Damit der Christbaum nicht brennt:

  • Nur in kühlen und möglichst nicht geheizten Räumen bis zur Aufstellung aufbewahren. Damit Christbäume länger frisch bleiben, am besten bis zum Aufstellen in ein mit Wasser gefülltes Gefäß stellen.
  • Nur kipp- und standsichere Vorrichtungen (Christbaumständer) verwenden. Bewährt haben sich die im Handel erhältlichen Christbaumständer mit eingebautem Behälter, der mit Wasser gefüllt wird. Wenn sie Kleinkinder zu Hause haben, ist es ratsam, den Baum anzubinden. Achten sie auch darauf, dass der Baumschmuck nicht zu tief hängt, so dass Kinder daran ziehen können und der Baum womöglich umstürzt.
  • Stellen sie den Baum auch nicht zu nahe an eine Heizung. Dadurch wird ein schnelles Austrocknen vermieden. Die Christbäume sind je nach Grad ihrer Austrocknung mehr oder weniger entzündbar. Einmal in Brand geraten, brennt ein ausgetrockneter Baum rasant ab.
  • Christbäume so aufstellen, dass im Falle eines Brandes das Verlassen eines Raumes ungehindert möglich ist. Daher nicht unmittelbar neben Türen aufstellen (Fluchtwege freihalten!).
  • Mindestens 50 cm Abstand von brennbaren Vorhängen, Decken und Möbeln halten. Die Umgebung des Christbaumes von leicht entzündbaren Gegenständen freihalten.
  • Die Kerzen müssen immer senkrecht stehen und in dieser Stellung bleiben. Achten Sie, dass zwischen Kerzen und den darüber- bzw. danebenliegenden Zweigen genug Abstand ist, damit diese nicht in Brand geraten.
  • Beim Schmücken des Christbaumes keine brennbaren Stoffe wie Papier, Watte oder Zellwolle verwenden.
  • Beim Anzünden der Kerzen auf die Reihenfolge achten: von oben nach unten und von hinten nach vorne. Gelöscht werden sie dann in der umgekehrten Reihenfolge (von unten nach oben und von vorne nach hinten).
  • Christbäume mit brennenden Kerzen nicht unbeaufsichtigt lassen. Eventuell Zündhölzer und Feuerzeuge versperren, damit Kleinkinder die Kerzen nicht heimlich allein anzünden können.
  • Echte Kerzen schaffen zwar eine festliche Atmosphäre, stellen aber eine besondere Brandgefahr dar. Hauptsächlich wenn sie kleine Kinder im Haus haben, ist es vielleicht ratsam statt echten Kerzen, elektrische Lichterketten zu verwenden. Achtung: Keine Billigware kaufen, die Verkabelung und Anschlüsse müssen sicher (normgerecht) ausgeführt sein.
  • Sternspritzer beim Abbrennen beobachten, vor allem die glühenden Restkolben nicht mit brennbaren Gegenständen in Verbindung bringen. Keinesfalls auf dürren Ästen anbringen.
  • Dürre Bäume brennen wie Zunder, der Abbrand erfolgt mit rasanter Geschwindigkeit. Daher bald entfernen, keinesfalls mehr die Kerzen anzünden.

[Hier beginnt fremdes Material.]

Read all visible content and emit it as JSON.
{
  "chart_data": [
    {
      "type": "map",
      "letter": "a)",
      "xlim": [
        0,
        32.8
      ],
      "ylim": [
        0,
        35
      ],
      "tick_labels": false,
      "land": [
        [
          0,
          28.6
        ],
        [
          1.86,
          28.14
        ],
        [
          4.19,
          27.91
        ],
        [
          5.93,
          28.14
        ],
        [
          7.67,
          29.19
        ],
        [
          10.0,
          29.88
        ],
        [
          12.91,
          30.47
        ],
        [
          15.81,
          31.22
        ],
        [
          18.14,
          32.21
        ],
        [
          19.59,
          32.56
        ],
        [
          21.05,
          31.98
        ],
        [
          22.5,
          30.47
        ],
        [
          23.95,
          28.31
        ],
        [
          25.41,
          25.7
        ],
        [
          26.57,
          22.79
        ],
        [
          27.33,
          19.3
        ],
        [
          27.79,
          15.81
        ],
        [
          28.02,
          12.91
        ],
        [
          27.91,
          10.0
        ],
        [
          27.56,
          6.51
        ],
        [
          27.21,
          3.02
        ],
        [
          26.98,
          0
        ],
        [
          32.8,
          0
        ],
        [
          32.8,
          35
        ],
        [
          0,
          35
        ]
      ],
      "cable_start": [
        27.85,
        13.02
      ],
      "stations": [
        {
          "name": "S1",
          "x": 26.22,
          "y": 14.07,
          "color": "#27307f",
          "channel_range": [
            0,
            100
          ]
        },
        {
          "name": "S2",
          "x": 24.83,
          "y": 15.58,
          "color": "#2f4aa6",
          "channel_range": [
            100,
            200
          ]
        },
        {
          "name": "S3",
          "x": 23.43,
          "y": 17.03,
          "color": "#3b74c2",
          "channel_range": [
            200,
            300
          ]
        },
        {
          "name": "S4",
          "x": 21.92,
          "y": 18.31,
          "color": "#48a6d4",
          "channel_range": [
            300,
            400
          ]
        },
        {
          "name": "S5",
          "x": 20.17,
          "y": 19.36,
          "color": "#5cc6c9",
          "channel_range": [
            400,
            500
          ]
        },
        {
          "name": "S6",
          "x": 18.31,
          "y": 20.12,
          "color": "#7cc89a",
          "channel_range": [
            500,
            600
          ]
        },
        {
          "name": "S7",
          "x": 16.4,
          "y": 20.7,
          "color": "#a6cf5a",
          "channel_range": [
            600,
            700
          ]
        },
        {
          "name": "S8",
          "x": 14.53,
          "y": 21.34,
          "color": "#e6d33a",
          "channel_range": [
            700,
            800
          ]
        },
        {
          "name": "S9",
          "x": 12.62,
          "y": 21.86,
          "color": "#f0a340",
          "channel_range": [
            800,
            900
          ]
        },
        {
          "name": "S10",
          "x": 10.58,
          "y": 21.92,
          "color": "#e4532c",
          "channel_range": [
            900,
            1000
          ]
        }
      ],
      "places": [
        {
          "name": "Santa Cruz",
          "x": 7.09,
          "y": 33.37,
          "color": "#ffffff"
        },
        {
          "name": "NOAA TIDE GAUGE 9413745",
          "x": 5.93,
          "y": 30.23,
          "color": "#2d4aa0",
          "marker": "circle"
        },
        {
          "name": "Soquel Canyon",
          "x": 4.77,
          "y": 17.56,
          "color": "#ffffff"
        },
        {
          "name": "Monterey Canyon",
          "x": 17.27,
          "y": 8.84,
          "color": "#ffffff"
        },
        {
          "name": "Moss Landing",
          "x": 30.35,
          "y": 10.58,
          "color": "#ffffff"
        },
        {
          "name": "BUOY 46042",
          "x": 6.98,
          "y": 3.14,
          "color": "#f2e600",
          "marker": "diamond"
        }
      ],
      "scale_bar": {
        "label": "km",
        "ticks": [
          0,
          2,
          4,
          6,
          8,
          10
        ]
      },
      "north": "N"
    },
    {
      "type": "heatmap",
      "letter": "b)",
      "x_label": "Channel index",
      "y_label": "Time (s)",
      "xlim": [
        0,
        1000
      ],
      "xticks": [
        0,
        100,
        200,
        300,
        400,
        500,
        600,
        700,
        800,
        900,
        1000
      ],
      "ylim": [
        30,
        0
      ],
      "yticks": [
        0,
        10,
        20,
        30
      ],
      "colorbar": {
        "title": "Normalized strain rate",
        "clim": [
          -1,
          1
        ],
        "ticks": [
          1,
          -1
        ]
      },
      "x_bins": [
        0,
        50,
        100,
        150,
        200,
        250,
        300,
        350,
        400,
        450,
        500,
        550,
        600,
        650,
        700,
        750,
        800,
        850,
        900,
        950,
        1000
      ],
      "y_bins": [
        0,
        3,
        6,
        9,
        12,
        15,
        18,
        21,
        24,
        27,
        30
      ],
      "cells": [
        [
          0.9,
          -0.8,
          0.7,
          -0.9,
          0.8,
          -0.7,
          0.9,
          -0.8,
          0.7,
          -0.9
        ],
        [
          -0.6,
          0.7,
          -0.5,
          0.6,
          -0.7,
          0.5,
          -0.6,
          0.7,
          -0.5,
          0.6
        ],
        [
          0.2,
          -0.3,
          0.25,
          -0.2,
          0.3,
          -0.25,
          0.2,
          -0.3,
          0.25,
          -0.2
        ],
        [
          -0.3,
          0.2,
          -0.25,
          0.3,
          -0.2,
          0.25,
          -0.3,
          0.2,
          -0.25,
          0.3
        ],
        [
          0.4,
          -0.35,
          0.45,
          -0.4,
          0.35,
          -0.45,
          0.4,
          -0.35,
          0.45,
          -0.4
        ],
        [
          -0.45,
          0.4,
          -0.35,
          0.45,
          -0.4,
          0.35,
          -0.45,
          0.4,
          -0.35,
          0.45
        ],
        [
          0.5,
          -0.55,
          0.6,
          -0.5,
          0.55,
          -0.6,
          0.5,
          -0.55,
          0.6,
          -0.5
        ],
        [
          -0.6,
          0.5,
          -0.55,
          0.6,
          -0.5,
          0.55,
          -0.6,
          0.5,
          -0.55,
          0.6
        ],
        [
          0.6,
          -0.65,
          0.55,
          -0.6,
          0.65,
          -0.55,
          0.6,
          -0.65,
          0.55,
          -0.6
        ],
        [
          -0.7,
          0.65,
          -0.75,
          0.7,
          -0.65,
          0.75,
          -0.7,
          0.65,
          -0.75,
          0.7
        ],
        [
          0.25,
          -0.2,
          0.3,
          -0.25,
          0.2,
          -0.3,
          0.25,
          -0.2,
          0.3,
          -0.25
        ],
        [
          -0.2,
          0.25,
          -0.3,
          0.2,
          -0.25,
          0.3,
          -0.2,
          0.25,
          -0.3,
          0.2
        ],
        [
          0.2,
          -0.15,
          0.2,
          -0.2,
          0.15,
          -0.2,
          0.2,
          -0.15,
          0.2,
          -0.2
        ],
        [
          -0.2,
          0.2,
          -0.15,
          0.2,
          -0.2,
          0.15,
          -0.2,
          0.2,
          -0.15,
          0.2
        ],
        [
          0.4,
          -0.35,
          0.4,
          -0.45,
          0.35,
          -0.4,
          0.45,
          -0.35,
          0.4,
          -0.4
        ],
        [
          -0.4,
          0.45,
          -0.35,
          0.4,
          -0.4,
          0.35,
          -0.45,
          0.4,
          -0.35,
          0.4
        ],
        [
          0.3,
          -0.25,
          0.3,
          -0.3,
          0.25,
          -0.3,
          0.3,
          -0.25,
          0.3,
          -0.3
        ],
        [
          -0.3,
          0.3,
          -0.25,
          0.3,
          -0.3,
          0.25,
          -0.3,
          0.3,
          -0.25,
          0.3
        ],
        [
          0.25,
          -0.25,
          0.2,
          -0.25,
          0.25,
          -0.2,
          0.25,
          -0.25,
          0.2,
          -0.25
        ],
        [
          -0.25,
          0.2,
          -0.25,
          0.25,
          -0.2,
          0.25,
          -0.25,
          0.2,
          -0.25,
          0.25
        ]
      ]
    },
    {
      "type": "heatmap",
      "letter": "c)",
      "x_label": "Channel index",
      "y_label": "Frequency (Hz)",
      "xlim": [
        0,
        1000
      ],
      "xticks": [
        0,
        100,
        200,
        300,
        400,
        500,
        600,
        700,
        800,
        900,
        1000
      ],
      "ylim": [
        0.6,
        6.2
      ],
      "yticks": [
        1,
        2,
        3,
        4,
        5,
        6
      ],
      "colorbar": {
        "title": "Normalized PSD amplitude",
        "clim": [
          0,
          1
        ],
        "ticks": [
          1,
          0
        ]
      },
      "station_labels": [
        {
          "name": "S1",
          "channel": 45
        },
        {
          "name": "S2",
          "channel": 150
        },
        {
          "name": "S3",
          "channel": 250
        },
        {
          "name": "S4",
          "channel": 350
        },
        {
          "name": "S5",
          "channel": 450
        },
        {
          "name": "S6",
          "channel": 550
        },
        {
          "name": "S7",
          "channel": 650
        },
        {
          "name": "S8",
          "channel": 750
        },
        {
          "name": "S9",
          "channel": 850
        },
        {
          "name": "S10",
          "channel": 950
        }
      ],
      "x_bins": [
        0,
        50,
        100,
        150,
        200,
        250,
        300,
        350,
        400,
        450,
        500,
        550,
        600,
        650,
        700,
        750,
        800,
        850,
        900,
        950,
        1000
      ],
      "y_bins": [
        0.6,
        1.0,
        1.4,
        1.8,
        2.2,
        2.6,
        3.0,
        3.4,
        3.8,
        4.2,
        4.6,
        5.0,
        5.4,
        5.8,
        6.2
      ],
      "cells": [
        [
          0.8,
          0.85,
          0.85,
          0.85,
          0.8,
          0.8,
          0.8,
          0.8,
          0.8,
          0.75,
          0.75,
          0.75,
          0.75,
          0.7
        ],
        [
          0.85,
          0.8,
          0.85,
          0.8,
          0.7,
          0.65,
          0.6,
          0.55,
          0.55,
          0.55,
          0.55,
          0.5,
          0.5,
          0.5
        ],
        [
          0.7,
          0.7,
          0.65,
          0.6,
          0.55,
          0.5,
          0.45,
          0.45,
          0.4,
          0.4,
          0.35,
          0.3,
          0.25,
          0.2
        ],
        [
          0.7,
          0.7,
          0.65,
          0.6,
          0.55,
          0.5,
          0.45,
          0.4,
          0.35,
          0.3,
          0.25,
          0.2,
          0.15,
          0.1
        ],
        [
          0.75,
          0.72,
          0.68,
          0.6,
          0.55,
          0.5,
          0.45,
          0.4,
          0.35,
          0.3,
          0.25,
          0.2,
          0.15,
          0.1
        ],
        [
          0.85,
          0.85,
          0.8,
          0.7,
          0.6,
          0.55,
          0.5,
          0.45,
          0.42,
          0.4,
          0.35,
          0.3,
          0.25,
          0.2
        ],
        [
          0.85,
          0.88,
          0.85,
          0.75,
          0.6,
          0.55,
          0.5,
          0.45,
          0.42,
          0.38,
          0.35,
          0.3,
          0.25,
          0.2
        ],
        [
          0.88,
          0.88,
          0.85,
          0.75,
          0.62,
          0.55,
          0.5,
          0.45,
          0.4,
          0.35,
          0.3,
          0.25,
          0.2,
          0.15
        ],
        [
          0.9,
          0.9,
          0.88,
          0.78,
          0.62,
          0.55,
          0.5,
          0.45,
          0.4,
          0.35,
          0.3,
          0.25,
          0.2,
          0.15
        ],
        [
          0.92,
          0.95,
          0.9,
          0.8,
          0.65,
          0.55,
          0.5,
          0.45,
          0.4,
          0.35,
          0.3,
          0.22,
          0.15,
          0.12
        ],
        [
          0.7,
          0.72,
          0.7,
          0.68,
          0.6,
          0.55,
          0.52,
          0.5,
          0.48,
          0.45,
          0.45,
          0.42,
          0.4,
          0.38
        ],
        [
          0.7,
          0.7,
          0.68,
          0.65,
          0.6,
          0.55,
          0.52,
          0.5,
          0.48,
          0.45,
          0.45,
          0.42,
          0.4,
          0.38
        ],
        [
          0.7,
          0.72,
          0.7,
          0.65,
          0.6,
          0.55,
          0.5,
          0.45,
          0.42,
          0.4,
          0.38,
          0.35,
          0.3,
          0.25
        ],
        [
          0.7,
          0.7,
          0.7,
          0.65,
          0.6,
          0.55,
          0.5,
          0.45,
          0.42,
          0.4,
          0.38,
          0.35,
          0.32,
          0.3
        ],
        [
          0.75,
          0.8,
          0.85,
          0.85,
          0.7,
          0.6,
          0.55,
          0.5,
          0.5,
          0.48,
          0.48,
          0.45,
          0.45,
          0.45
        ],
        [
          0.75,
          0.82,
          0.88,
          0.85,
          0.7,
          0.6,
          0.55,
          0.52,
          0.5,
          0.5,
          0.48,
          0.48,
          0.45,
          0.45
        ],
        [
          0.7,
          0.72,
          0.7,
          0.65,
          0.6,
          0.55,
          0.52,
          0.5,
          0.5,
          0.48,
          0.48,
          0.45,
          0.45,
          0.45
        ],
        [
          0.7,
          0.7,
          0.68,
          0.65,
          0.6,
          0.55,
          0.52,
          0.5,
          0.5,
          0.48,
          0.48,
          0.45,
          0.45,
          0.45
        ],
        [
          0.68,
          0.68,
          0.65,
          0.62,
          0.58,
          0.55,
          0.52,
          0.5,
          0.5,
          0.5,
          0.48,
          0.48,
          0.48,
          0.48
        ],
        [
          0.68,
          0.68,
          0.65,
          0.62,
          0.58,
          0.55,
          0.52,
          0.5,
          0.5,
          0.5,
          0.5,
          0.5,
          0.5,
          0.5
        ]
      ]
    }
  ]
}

Für jene, die den Adventskranz nochmals anzünden, gilt:

  • Der Adventkranz muss immer auf einer feuerfesten Unterlage (z. B. Metall-, Keramik- oder Glasteller) aufgestellt werden.
  • Stellen sie den Adventkranz etwas höher, damit kleine Kinder nicht rankommen.
  • Beim Anzünden der Kerzen auf die Reihenfolge achten: von hinten nach vorne. Gelöscht werden sie genau in der umgekehrten Reihenfolge.
  • Lassen Sie den Adventkranz nie unbeaufsichtigt!
  • Ersetzen sie eine abgebrannte Kerze rechtzeitig. Lassen sie diese nicht bis zum Kerzenhalter abbrennen.
  • Achten sie darauf, dass die Kerzenhalter nicht brennbar sind.
  • Es muss immer ein genügend großer Sicherheitsabstand zu brennbaren Stoffen, insbesondere Dekorationen eingehalten werden.
  • Wichtig! Je dürrer der Kranz, umso höher die Brandgefahr!

LÖSCHEN

  • Für den Ernstfall immer einen Eimer mit Wasser oder einen Feuerlöscher in der Nähe bereithalten.

NOTRUF

  • Sollte ein erster Löschversuch nicht gelingen, Raum bzw. den Brandbereich sofort verlassen, Türen zum Brandraum schließen und die Feuerwehr über die Notrufnummer 115 alarmieren und am Hauseingang erwarten.

Beim Notruf unbedingt mitteilen:

  • Wer meldet (Name des Anrufers)
  • Was ist passiert (Brand, Unfall, …)
  • Wo wird die Feuerwehr gebraucht (Ort, Adresse, Anfahrt)
  • Wie ist die Lage (eingeschossene Personen, Verletzte, usw.)